A ball is thrown vertically upward with an initial velocity of 64 feet per second. The distance s (in feet) of the ball from the ground after t seconds is s=64t-16t^2.

(A) At what time t will the ball strike the ground?
(B) For what time t is the ball more than 28 feet above the ground?
Should be written __

Answer 1

Substitute 0 for s (the distance from the ground) to find the time it takes for the ball to hit the ground.

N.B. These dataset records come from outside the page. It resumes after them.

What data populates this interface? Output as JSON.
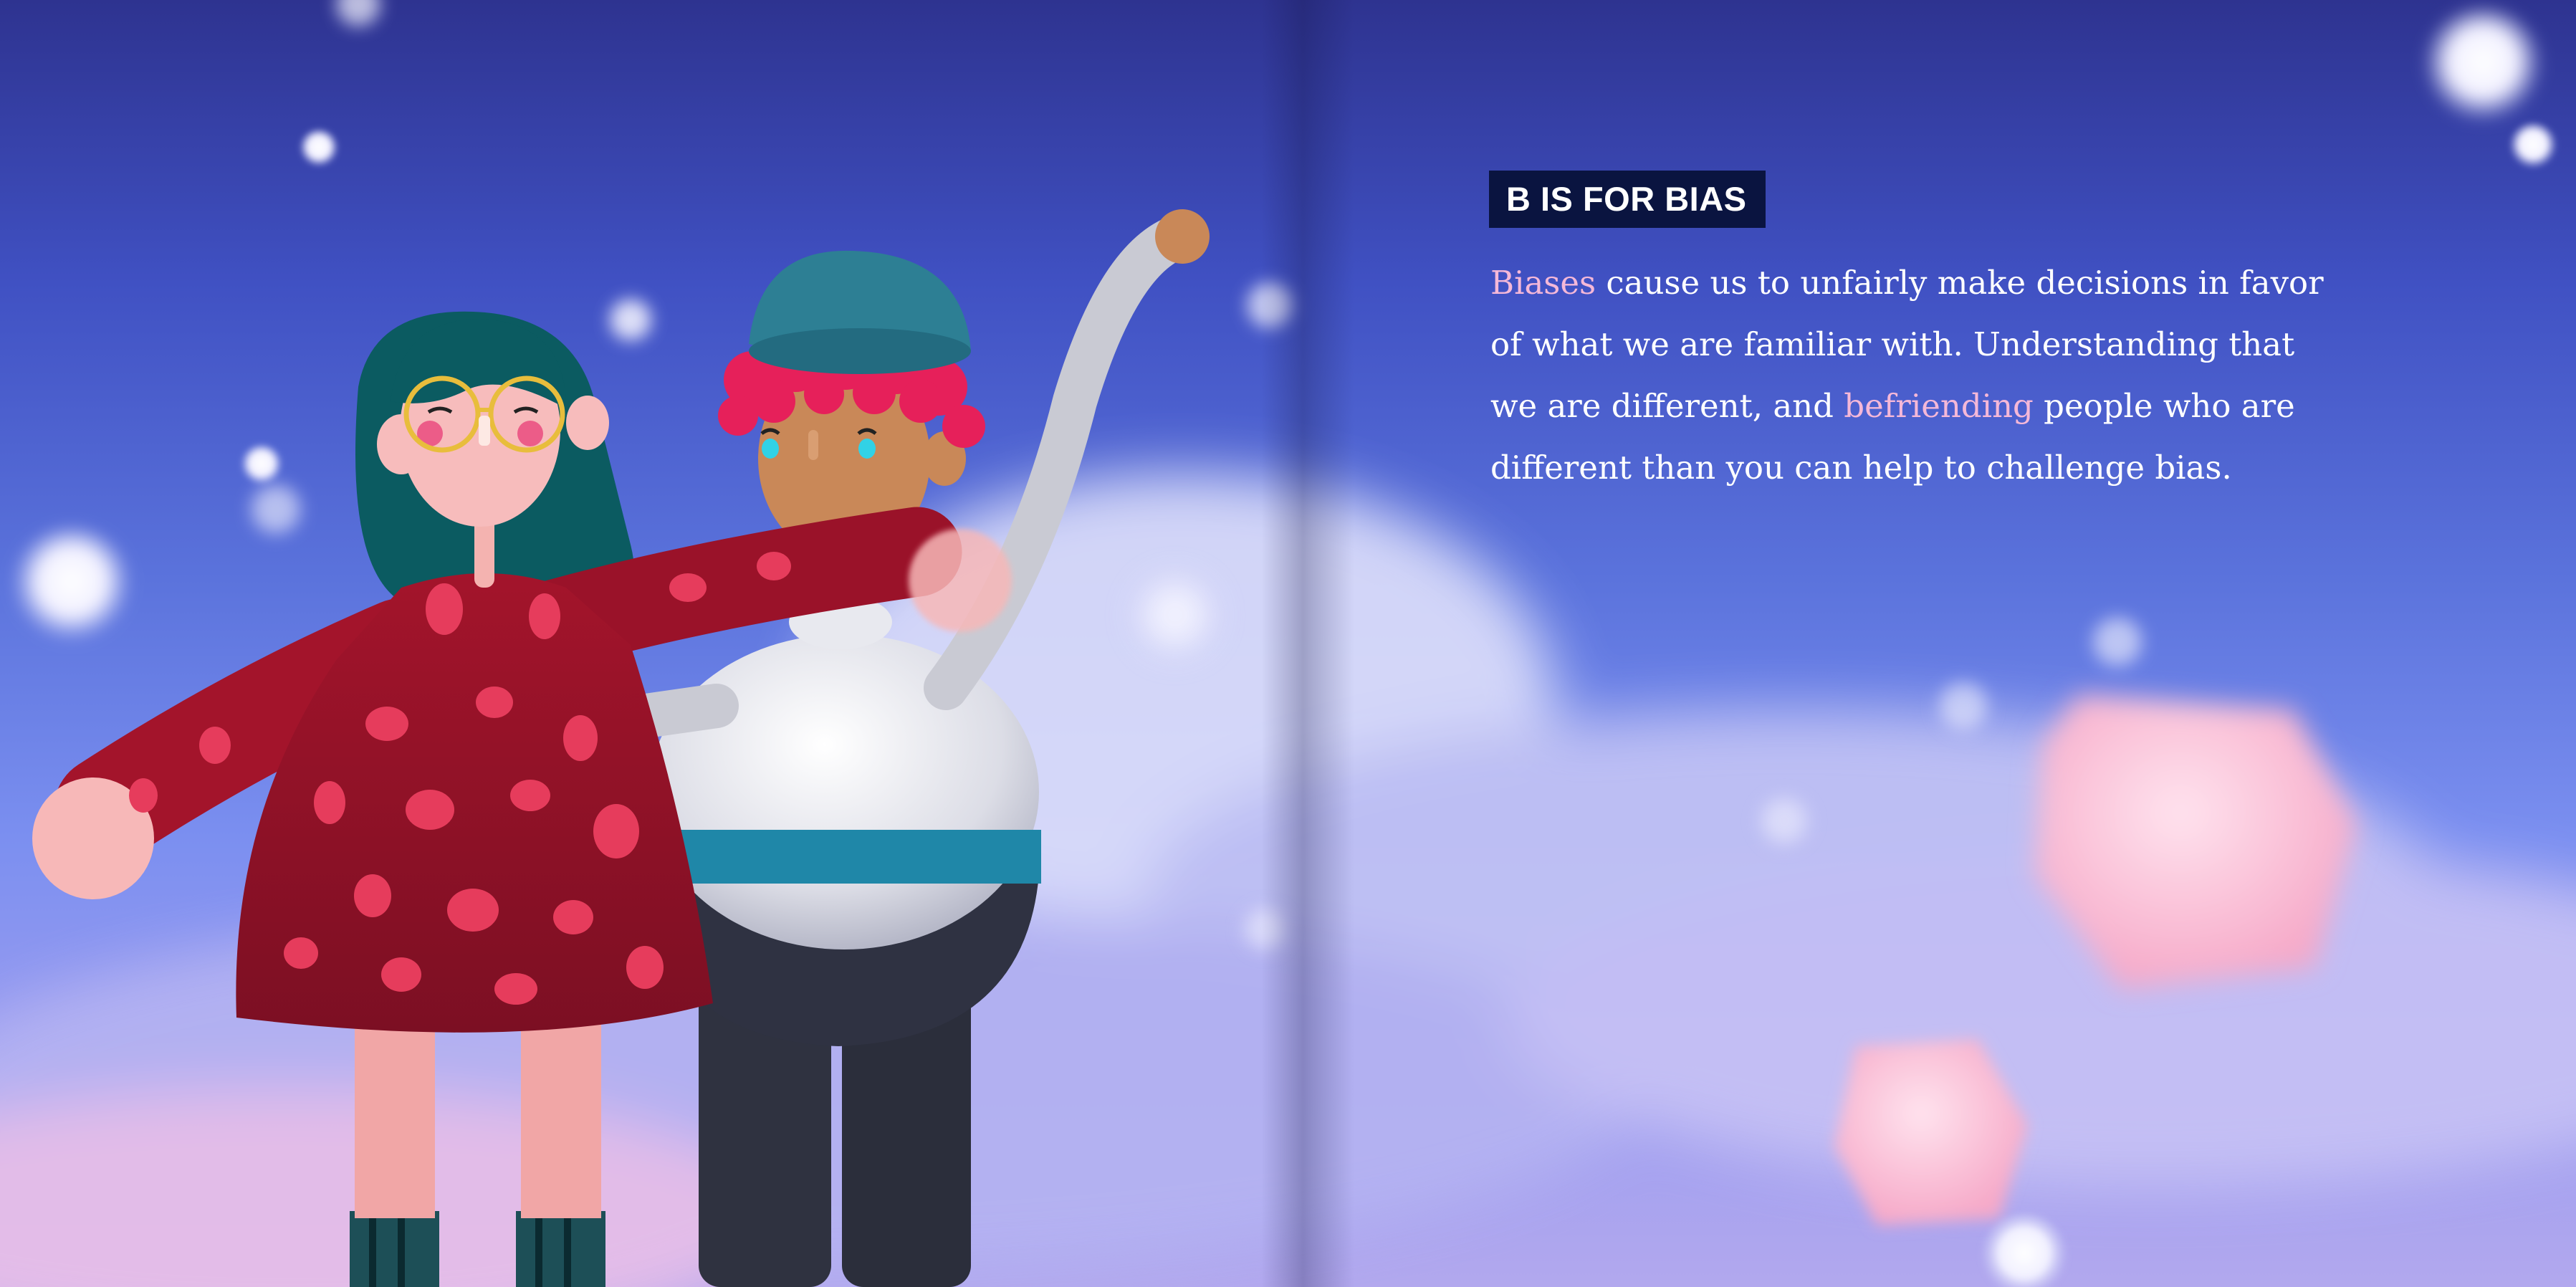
{
  "page": {
    "heading": "B IS FOR BIAS",
    "body_lines": [
      {
        "highlight": "Biases",
        "text": " cause us to unfairly make decisions in favor"
      },
      {
        "text": "of what we are familiar with. Understanding that"
      },
      {
        "text": "we are different, and ",
        "highlight": "befriending",
        "after": " people who are"
      },
      {
        "text": "different than you can help to challenge bias."
      }
    ]
  },
  "colors": {
    "highlight": "#f5b8d8",
    "title_badge": "#0a1440",
    "sky_top": "#2e3390",
    "sky_bottom": "#b2a8ee"
  },
  "illustration": {
    "characters": [
      "girl-with-glasses-and-red-spotted-dress",
      "boy-with-blue-beanie-and-raised-arm"
    ],
    "decor": [
      "snow-orbs",
      "pink-cubes",
      "soft-clouds"
    ]
  }
}
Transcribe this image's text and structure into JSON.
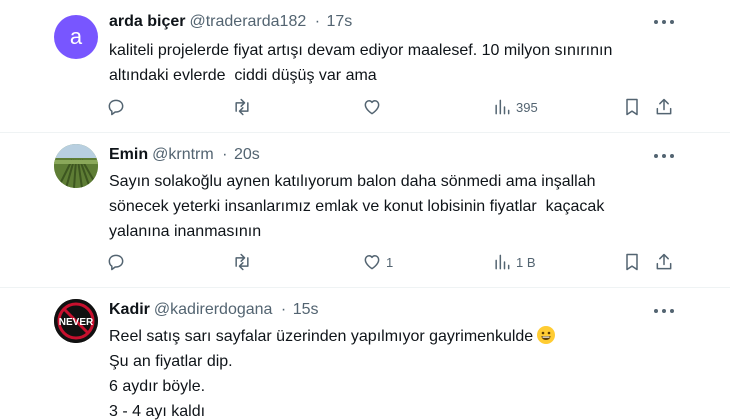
{
  "tweets": [
    {
      "avatar_letter": "a",
      "name": "arda biçer",
      "handle": "@traderarda182",
      "sep": "·",
      "time": "17s",
      "lines": [
        "kaliteli projelerde fiyat artışı devam ediyor maalesef. 10 milyon sınırının",
        "altındaki evlerde  ciddi düşüş var ama"
      ],
      "actions": {
        "reply": "",
        "retweet": "",
        "like": "",
        "views": "395"
      }
    },
    {
      "name": "Emin",
      "handle": "@krntrm",
      "sep": "·",
      "time": "20s",
      "lines": [
        "Sayın solakoğlu aynen katılıyorum balon daha sönmedi ama inşallah",
        "sönecek yeterki insanlarımız emlak ve konut lobisinin fiyatlar  kaçacak",
        "yalanına inanmasının"
      ],
      "actions": {
        "reply": "",
        "retweet": "",
        "like": "1",
        "views": "1 B"
      }
    },
    {
      "avatar_text": "NEVER",
      "name": "Kadir",
      "handle": "@kadirerdogana",
      "sep": "·",
      "time": "15s",
      "lines": [
        "Reel satış sarı sayfalar üzerinden yapılmıyor gayrimenkulde",
        "Şu an fiyatlar dip.",
        "6 aydır böyle.",
        "3 - 4 ayı kaldı"
      ],
      "emoji": "grinning-face-emoji"
    }
  ],
  "colors": {
    "text": "#0f1419",
    "muted": "#536471",
    "divider": "#eff3f4",
    "avatar_a": "#7856ff"
  }
}
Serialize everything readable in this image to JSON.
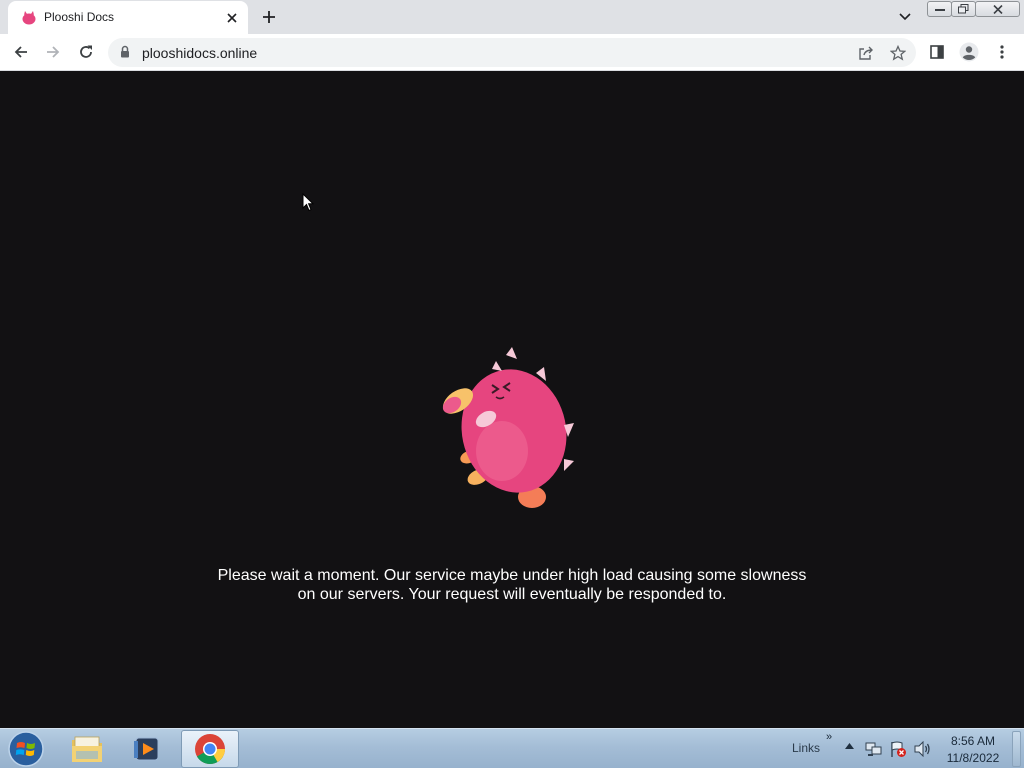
{
  "browser": {
    "tab": {
      "title": "Plooshi Docs"
    },
    "address_bar": {
      "url": "plooshidocs.online"
    }
  },
  "page": {
    "message_line1": "Please wait a moment. Our service maybe under high load causing some slowness",
    "message_line2": "on our servers. Your request will eventually be responded to."
  },
  "taskbar": {
    "links_label": "Links",
    "links_chevron": "»",
    "clock_time": "8:56 AM",
    "clock_date": "11/8/2022"
  },
  "colors": {
    "page_background": "#121113",
    "mascot_pink": "#e6457f",
    "mascot_orange": "#f6905a",
    "tabstrip": "#dfe1e5"
  },
  "icons": [
    "plooshi-favicon-icon",
    "close-icon",
    "plus-icon",
    "chevron-down-icon",
    "back-icon",
    "forward-icon",
    "reload-icon",
    "lock-icon",
    "share-icon",
    "star-icon",
    "side-panel-icon",
    "profile-icon",
    "menu-icon",
    "windows-start-icon",
    "folder-icon",
    "media-player-icon",
    "chrome-icon",
    "network-icon",
    "action-center-flag-icon",
    "speaker-icon"
  ]
}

substitute 29 for time for the second one

Explanation:

Answer 2

Explanation:

It is given that,

Initial velocity of the ball, u = 64 ft/s

The distance of the ball from the ground is given by the following relation as :

`s=64t-16t^2`

t is the time taken

(a) Let t is the time when the ball strike the ground. When it strikes the ground, s = 0

`64t-16t^2=0`

On solving the above quadratic equation, we get the value of t as t = 4 seconds. So, at 4 seconds the ball will strike the ground.

(b) Let t is the time when the ball is more than 28 feet above the ground. So,

`64t-16t^2>28`

On solving the above inequalities, we get the value of t as :

`0.5<t<3.5`

So, from 0.5 seconds to 3.5 seconds, the ball is at the height of 28 feet above the ground.

Hence, this is the required solution.